Not injured Minor injury Killed Major injury Moderate injury accuracy macro avg weighted avg
precision 0.34 0.56 0 0.01 0.15 0.47 0.21 0.41
recall 0.28 0.72 0 0 0.07 0.47 0.22 0.47
f1-score 0.31 0.63 0 0 0.1 0.47 0.21 0.43
support 2720 5357 130 325 1501 0.47 10033 10033

Confusion Matrix Results

Not injured Minor injury Killed Major injury Moderate injury
Not injured 0.28 0.63 0 0.01 0.07
Minor injury 0.2 0.72 0 0.01 0.07
Killed 0.29 0.59 0 0.02 0.1
Major injury 0.23 0.69 0.01 0 0.07
Moderate injury 0.21 0.7 0 0.01 0.07

The results lead us to believe that the classifier is overfitting the test data, even using Cross Validation. This leads us to believe that the data does not have enough information to differentiate between Killed, Major, Moderate Injuries, vs Minor Injuries vs Not Injured. Additional features would need to be taken into account.

The figure below presents a geographical location of the collisions and if they succeded or not in identifying the proper collision severity (x- represent missclasifications).

However some information can be gathered from the model feature importances

Feature Importance
hour_of_day 0.31
crash_month 0.28
day_of_week 0.2
intersect_type 0.07
tcd_type 0.05
road_condition 0.05
illumination 0.04

From the weights assigned, it is clear the model is prioritizing the identification of the classes by temporal qualities mostly time of day. Which makes sense based on the exploratory analysis which showd that fatal car crashes occur later at night while most accidents occur at peak commute hours.


In this project we had two goals, identify contributing factors that can cause different severity levels in collisions and build a model that will determine the severity of the accident.

While the models performed relatively well on the training set, it did not perform well on a test dataset leading to the belief that the features selected do not provided enough information to classify into multiple classes.

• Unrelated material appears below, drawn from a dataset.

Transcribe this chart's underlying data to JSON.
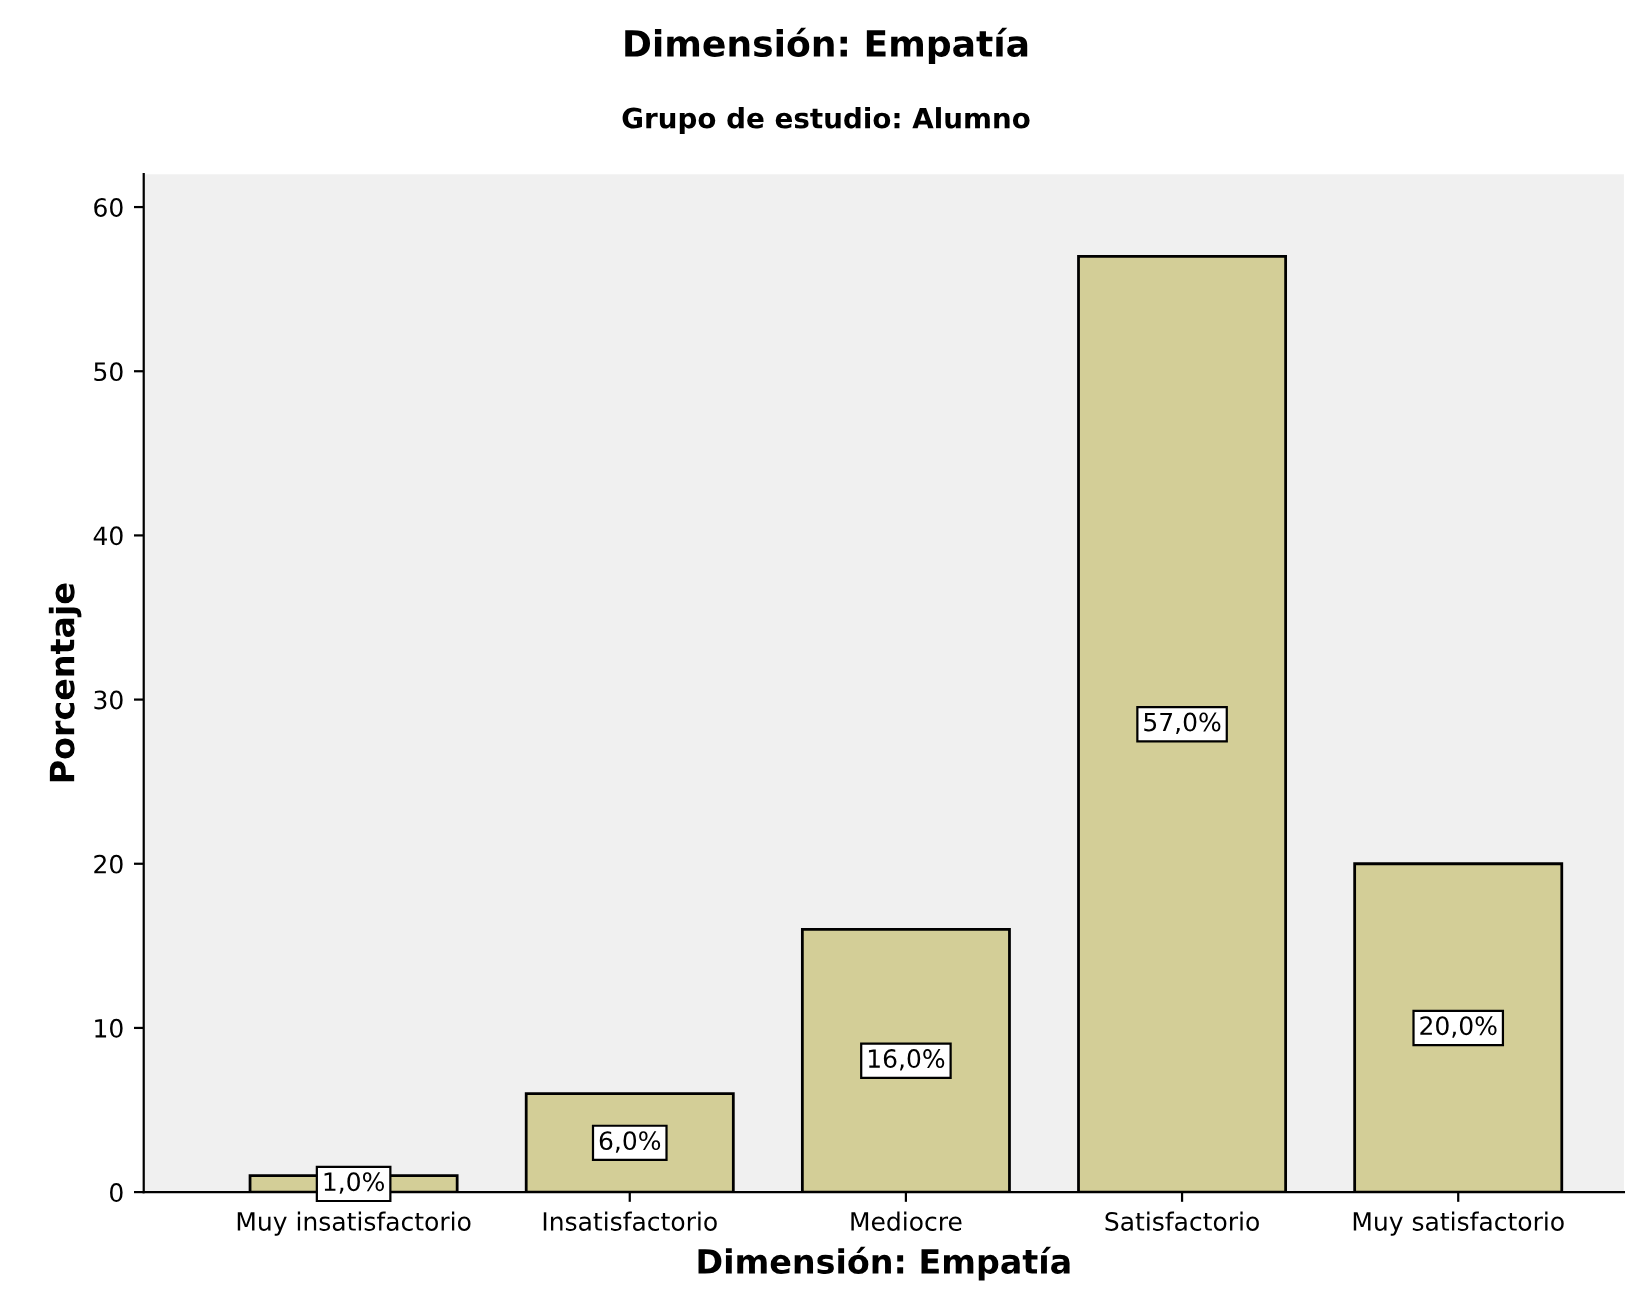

The model however could be further paired down into less categories or a binary injury vs no injury problem which could lead to better performance and help plan city flow better.

The exploratory data analysis allowed us to obtain various insights.

  • Slush can increase the severity of a collision and such campaigns addressing those issues could have a positive impact on fatality reductions
  • Campaigns dealing with improved driver safety late at night could decrease fatalities
  • Specific high frequency areas where identified and can be targeted for more indepth analysis.

Further Work

Further work to be done would be related to identifying better features for classification and pairing down the target variables into a binary classification project for serious/non serious collisions.

The geographic information should also be included into the data either by performing classification of the geography, using identifiable bins or other methods. This could lead to a better model and help identify locations that are dangerous.